What issues are there to think about when opening schools?
A few countries — Denmark, Japan, Norway, China, Israel and Taiwan — have looked at the above research and decided to open schools. This Insider article did a great job of showing all of the different changes that have been made in these locales to open up schools now. To sum:
- Desks are stationed 6 feet apart.
- Parents aren’t allowed inside school buildings — no PTA meetings, etc.
- Staffers who are over 65 or who have underlying conditions are asked to stay home.
- In Japan, Taiwan and China, kids have their temperatures checked before school.
- In Denmark and Norway, classes are held outside whenever possible.
- In Denmark, kids have to wash their hands every hour. In Taiwan, they have to wear masks.

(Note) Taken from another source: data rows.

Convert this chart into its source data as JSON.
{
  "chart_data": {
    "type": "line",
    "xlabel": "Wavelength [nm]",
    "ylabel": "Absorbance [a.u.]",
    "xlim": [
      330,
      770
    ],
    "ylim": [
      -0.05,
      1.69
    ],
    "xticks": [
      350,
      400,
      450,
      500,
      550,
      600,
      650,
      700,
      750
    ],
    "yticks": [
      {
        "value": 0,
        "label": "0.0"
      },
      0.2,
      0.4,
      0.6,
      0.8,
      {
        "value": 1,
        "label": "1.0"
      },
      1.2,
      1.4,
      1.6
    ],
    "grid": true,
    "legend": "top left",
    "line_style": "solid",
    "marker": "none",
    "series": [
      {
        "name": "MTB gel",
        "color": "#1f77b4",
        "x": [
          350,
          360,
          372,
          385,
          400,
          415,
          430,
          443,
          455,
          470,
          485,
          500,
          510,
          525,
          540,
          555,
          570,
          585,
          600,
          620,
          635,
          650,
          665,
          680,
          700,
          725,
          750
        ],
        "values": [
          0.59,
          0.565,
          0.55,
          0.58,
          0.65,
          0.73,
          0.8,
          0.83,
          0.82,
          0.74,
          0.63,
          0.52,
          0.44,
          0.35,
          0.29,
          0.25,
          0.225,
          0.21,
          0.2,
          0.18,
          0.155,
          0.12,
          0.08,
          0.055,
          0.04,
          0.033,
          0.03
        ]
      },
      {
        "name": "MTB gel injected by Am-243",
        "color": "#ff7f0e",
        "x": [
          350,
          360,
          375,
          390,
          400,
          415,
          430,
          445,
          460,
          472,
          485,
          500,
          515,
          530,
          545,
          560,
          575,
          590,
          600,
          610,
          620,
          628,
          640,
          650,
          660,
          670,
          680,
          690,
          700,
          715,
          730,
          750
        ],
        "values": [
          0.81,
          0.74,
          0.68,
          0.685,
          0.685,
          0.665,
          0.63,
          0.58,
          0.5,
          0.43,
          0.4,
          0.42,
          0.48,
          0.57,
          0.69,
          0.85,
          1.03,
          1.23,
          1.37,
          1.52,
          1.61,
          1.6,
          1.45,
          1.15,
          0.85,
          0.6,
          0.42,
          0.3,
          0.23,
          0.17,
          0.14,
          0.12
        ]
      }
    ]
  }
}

- In Denmark and Norway, they’ve split classes up to be groups of about three to 10 kids, rather than their previous average class sizes of about 20.
Kids also aren’t allowed to congregate in big groups during recess, nor are they allowed to touch one another. To compensate, the Danish kids have invented “shadow tag” — rather than tagging by touch, now tagging the other kid’s shadow is enough to complete the tag.
To be honest, returning to school seems like it’s working relatively well in these countries.
And yet, when you look at that list of changes, it’s nearly impossible to imagine any of that — beyond shadow tag — happening in America. Utah is a good example: our average class size is 27.4 students in elementary schools and 31.5 students in high schools. How are you going to split classes into groups of three to 10? Maybe you stagger schedules, but getting 31.5 down to 10 means school only once every three days. That may not be worth it, quite frankly.
That’s just one of a seemingly unending list of questions:
- How are you going to keep desks 6 feet apart in small classrooms, many of which were in temporary facilities due to overcrowding already?
- Where would outdoor classes happen in urban schools?
- How do you handle the deficit of teachers who have to stay home — especially if obesity (40% of American adults are obese) is considered a preexisting condition? Also, do they get paid?
- How do you handle the kids who want to stay home because their family is at risk?
- How do you handle assemblies, graduations, sports, performances and other large groupings? Are they all just canceled?
- What do you do with those angry parent types who won’t react well to their kids’ temperature being scanned or want to storm in the building they’re not allowed in?
This isn’t a situation where you want the perfect to be the enemy of the good — opening up schools would help literally hundreds of millions of Americans in one way or another. And there’s a reasonable, if controversial, argument for opening schools if you can take the necessary precautions.
But due to the, ahem, “quirks” of our public education system, we’re probably in a situation where it’s just impossible to open right now, especially in Utah. And they won’t. Utah has already decided to close schools for the remainder of the academic year.
Interestingly, one Idaho private school has decided to open its doors for its 730 students after polling parents. School officials will stagger schedules, and they estimate that 20% to 40% of kids will choose to stay home, which they say is enough to maintain social distancing. They’re also encouraging kids, but not requiring them, to wear masks. Their planning is apparently sufficient enough to get the approval of their health department.
Thousands of schools and school districts will be watching the Idaho experiment, as well as a few other private schools around the country that are sure to join in the coming weeks. We’ll learn a lot from those schools about reopening successfully, likely in the fall.
But for now? Kids, the least susceptible among us, are staying home.